Municipalities may be helping drive the rural housing demand and pricing shift, too. A new analysis by Mortgage Research Network, a consumer finance publication, found that incentive programs offered by rural cities are designed to attract new residents, sometimes covering the downpayment savings gap that keeps many prospective buyers on the sidelines.
Cooling home prices and easing mortgage rates led the average time it took an aspiring homeowner in 2025 to save for a downpayment to fall to seven years, down from 12 years in 2022. A borrower can qualify for a conventional mortgage with as little as 3% down.
But households are saving less of their income than they did prior to the COVID-19 pandemic, with the U.S. personal savings rate averaging 5.1% of income in 2025, below the 6.5% pre-pandemic norm and historical standards.
Relocation incentives
Topeka, Kan., according to Mortgage Research Network, offers out-of-town buyers a relocation incentive of up to $15,000 — 7.5% of the area’s average home price of $200,351. “Eligible participants must move to Shawnee County,” the analysis says.

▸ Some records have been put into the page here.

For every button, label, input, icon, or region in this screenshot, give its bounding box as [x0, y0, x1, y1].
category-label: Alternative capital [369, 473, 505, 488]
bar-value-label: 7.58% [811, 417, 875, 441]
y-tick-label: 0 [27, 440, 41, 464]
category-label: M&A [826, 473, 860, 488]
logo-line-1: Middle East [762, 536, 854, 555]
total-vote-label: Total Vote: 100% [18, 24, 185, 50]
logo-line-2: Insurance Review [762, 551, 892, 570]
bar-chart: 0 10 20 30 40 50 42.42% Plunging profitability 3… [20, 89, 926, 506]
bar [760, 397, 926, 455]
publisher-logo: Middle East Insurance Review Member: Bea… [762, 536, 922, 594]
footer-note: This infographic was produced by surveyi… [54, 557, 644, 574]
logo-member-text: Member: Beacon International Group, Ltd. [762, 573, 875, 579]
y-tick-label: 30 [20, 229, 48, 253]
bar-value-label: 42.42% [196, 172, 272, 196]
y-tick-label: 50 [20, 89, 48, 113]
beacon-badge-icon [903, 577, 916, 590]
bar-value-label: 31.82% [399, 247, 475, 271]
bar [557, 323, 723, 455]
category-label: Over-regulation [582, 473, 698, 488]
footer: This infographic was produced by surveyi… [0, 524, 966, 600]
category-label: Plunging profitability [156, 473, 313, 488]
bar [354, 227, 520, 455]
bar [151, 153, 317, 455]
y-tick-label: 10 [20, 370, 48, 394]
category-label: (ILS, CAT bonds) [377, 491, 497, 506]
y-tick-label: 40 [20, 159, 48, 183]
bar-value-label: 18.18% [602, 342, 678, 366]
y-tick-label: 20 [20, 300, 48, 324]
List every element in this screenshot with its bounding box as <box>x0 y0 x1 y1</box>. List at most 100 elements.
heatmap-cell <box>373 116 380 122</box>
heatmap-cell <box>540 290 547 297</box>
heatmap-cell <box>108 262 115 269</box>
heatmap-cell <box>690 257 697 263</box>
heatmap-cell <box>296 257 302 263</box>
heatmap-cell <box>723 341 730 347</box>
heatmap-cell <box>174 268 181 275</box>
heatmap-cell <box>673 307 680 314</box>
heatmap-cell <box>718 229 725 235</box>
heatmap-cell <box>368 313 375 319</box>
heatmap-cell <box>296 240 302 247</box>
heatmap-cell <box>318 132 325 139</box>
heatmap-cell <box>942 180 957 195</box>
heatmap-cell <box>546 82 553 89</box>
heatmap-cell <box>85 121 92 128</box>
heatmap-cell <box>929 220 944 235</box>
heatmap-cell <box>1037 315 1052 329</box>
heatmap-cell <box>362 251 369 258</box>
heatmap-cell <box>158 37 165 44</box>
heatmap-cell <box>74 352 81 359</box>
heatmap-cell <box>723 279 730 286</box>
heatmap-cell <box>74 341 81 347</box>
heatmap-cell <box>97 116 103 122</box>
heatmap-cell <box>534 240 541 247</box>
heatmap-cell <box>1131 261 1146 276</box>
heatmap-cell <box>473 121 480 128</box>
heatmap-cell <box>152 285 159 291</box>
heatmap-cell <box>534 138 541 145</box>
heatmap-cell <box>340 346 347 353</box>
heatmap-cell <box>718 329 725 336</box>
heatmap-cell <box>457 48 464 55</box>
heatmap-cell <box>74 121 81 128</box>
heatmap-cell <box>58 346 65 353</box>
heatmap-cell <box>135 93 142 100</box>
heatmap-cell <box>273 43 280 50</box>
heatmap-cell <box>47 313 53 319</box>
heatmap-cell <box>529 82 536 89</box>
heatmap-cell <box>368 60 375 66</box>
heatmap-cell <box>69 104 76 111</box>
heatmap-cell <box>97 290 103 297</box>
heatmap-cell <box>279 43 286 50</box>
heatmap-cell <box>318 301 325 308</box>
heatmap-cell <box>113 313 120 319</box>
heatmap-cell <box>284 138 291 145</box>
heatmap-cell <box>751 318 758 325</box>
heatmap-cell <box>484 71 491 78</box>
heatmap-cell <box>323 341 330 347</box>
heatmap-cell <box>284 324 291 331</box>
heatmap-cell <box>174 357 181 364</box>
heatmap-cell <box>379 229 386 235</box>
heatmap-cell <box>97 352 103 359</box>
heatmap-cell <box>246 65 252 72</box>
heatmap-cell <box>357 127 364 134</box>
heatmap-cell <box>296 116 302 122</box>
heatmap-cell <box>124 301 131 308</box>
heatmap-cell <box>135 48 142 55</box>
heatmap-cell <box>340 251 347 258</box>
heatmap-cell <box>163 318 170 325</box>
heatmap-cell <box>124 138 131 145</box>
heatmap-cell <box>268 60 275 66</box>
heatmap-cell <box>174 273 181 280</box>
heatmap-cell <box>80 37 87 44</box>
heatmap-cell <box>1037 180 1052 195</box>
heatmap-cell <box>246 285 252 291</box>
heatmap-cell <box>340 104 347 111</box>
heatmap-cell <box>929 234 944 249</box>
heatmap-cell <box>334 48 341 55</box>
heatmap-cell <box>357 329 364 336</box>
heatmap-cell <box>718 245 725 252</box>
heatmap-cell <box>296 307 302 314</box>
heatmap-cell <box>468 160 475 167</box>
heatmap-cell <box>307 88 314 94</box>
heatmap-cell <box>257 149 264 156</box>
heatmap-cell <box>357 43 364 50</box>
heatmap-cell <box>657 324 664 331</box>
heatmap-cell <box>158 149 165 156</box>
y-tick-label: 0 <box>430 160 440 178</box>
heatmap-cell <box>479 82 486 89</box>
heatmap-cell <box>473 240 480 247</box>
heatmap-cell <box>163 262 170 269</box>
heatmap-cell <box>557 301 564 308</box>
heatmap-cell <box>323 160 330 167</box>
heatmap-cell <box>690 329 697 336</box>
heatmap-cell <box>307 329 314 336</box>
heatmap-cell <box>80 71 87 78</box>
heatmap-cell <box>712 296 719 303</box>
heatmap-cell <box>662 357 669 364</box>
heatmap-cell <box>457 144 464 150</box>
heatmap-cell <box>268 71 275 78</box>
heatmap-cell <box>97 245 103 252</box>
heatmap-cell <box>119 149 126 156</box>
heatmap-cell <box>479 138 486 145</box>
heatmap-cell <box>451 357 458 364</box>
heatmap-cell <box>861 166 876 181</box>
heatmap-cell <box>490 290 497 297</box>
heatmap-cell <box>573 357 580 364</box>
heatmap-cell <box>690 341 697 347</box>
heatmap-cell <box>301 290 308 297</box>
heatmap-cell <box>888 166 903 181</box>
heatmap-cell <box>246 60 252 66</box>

St. Joseph, Mich., located 90 miles from Chicago, offers out-of-state homebuyers a $10,000 cash incentive, or 5% of the area’s average home price of $200,470, through its Move to Michigan program. Participants must become full-time residents and can receive a $15,000 kicker for enrolling children in public schools.
West Memphis, Ark., just across the Mississippi River from Memphis, Tenn., offers a $10,000 incentive — more than 8% of the average area home price — for remote workers earning at least $75,000 per year. To receive the cash benefit, an applicant must be living outside the area and purchase a home within six months of approval.
These programs stimulate housing demand by putting cash in consumers’ hands, bridging downpayment and cash-to-close financing gaps.
It is unclear to what extent these new-resident incentive programs add housing pressure on local residents watching their markets rapidly appreciate. But the programs show that rising rural housing demand, and the price pressures it induces, has been boosted by both increasing remote work flexibilities and active efforts by municipalities to stimulate demand.